Liek I stated I do not have a GR I am looking into this breed for the future. I do however have a beautiful American Pit Bull Terrier. Her name is Vendetta she is was 2yrs last Nov. She is the love of my life. 



















































I hope you enjoy looking at my girl.


----------



## cprcheetah (Apr 26, 2009)

She is very beautiful.


----------



## ruby55 (Mar 24, 2009)

She's so sleek & shiny. Just beautiful.


----------



## CAROLINA MOM (May 12, 2009)

Vendetta is beautiful, I can tell she is very much loved by you.

Great pictures......


----------



## Laurie (Sep 20, 2009)

Your Vendetta is beautiful!!!! I have never owned an APBT but I have yet to meet one that I haven't swooned over.


----------



## solinvictus (Oct 23, 2008)

Vendetta is a very pretty girl. She looks happy, healthy and active.
I love the collar she has on in the first picture.  I had one of those for one of my dogs back in the 70's. 
How old is Vendetta? How do you think she will do with bringing in another dog into the home?


----------



## LifeOfRiley (Nov 2, 2007)

She certainly is a pretty girl!
I love the picture where she has her front paws up on the rock, looking at that painted statue like, "What the heck is this?"


----------



## FinnTastic (Apr 20, 2009)

I love the one with her in the dinosaur....... you guys seem like you have a lot of fun together.


----------



## Jige (Mar 17, 2011)

Thank you all so much.
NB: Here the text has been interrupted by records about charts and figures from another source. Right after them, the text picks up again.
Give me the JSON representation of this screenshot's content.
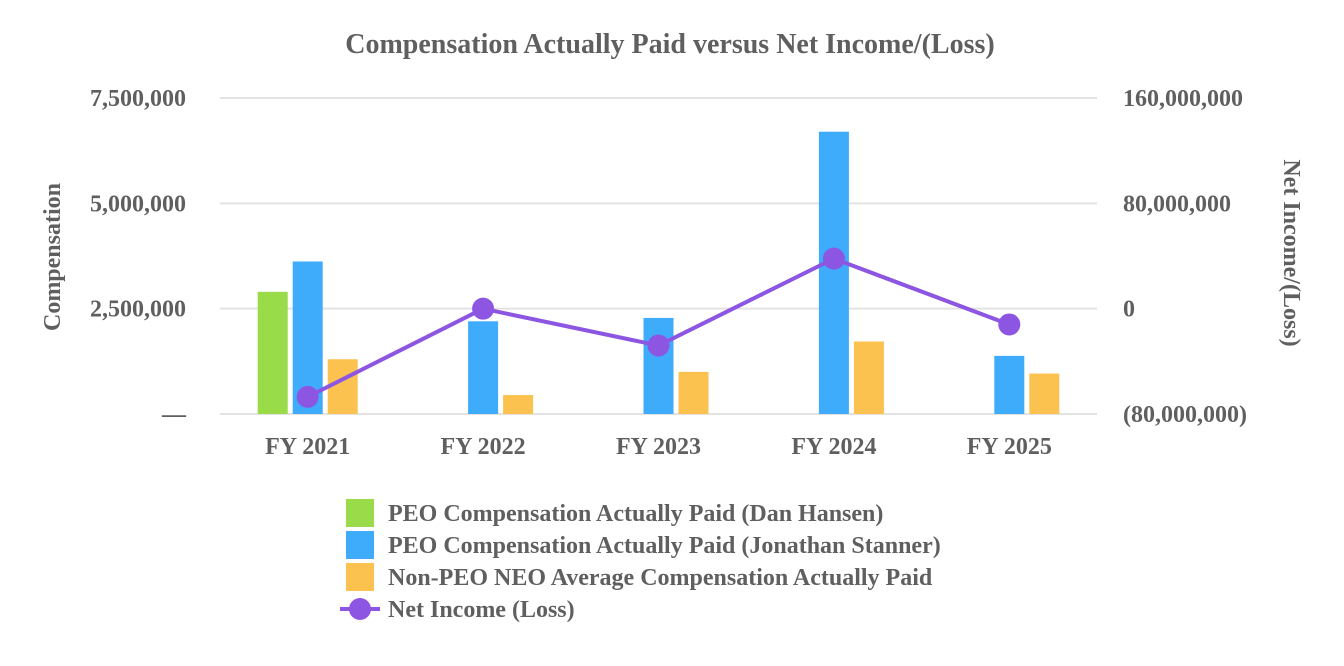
{
  "chart_data": {
    "type": "bar",
    "title": "Compensation Actually Paid versus Net Income/(Loss)",
    "categories": [
      "FY 2021",
      "FY 2022",
      "FY 2023",
      "FY 2024",
      "FY 2025"
    ],
    "y_left": {
      "label": "Compensation",
      "ylim": [
        0,
        7500000
      ],
      "ticks": [
        0,
        2500000,
        5000000,
        7500000
      ],
      "tick_labels": [
        "—",
        "2,500,000",
        "5,000,000",
        "7,500,000"
      ]
    },
    "y_right": {
      "label": "Net Income/(Loss)",
      "ylim": [
        -80000000,
        160000000
      ],
      "ticks": [
        -80000000,
        0,
        80000000,
        160000000
      ],
      "tick_labels": [
        "(80,000,000)",
        "0",
        "80,000,000",
        "160,000,000"
      ]
    },
    "series": [
      {
        "name": "PEO Compensation Actually Paid (Dan Hansen)",
        "kind": "bar",
        "axis": "left",
        "color": "#99db48",
        "values": [
          2900000,
          null,
          null,
          null,
          null
        ]
      },
      {
        "name": "PEO Compensation Actually Paid (Jonathan Stanner)",
        "kind": "bar",
        "axis": "left",
        "color": "#3eabfb",
        "values": [
          3620000,
          2200000,
          2280000,
          6700000,
          1380000
        ]
      },
      {
        "name": "Non-PEO NEO Average Compensation Actually Paid",
        "kind": "bar",
        "axis": "left",
        "color": "#fbc24f",
        "values": [
          1300000,
          450000,
          1000000,
          1720000,
          960000
        ]
      },
      {
        "name": "Net Income (Loss)",
        "kind": "line",
        "axis": "right",
        "color": "#8d56e2",
        "values": [
          -67000000,
          0,
          -28000000,
          38000000,
          -12000000
        ]
      }
    ],
    "grid": true,
    "legend_position": "bottom"
  }
}
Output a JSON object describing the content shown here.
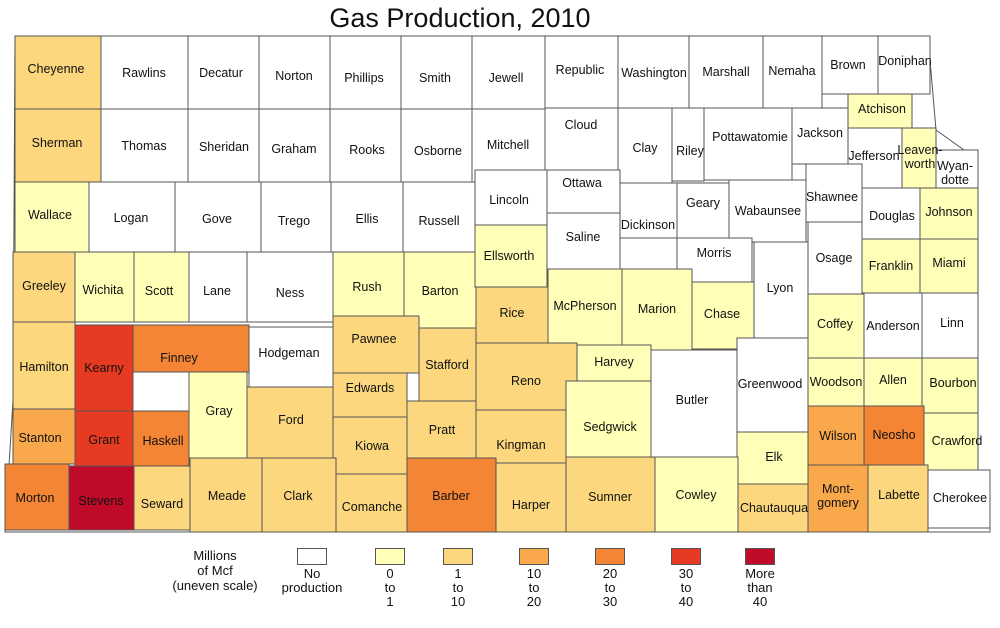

My girl loves to have her picture taken and I love to take them. We love doing all sorts of dog classes too. 

Vendetta is just a little over 2yrs of age. She isnt that DA in fact there are only a few dogs that she has choosen not to like. I think she will do fine with another dog I want a male as that s easier to bring in the opposite sex. My sister whom lve with has a yellow lab girl that will be one in may and Vendetta an d her get along great. I would never leave them alone together as I will take any chances but with proper socialization between the two I know I can make it work. My time will divided between the two dogs with each getting the training that they need. That is why I am looking at a breed that is less DA.


----------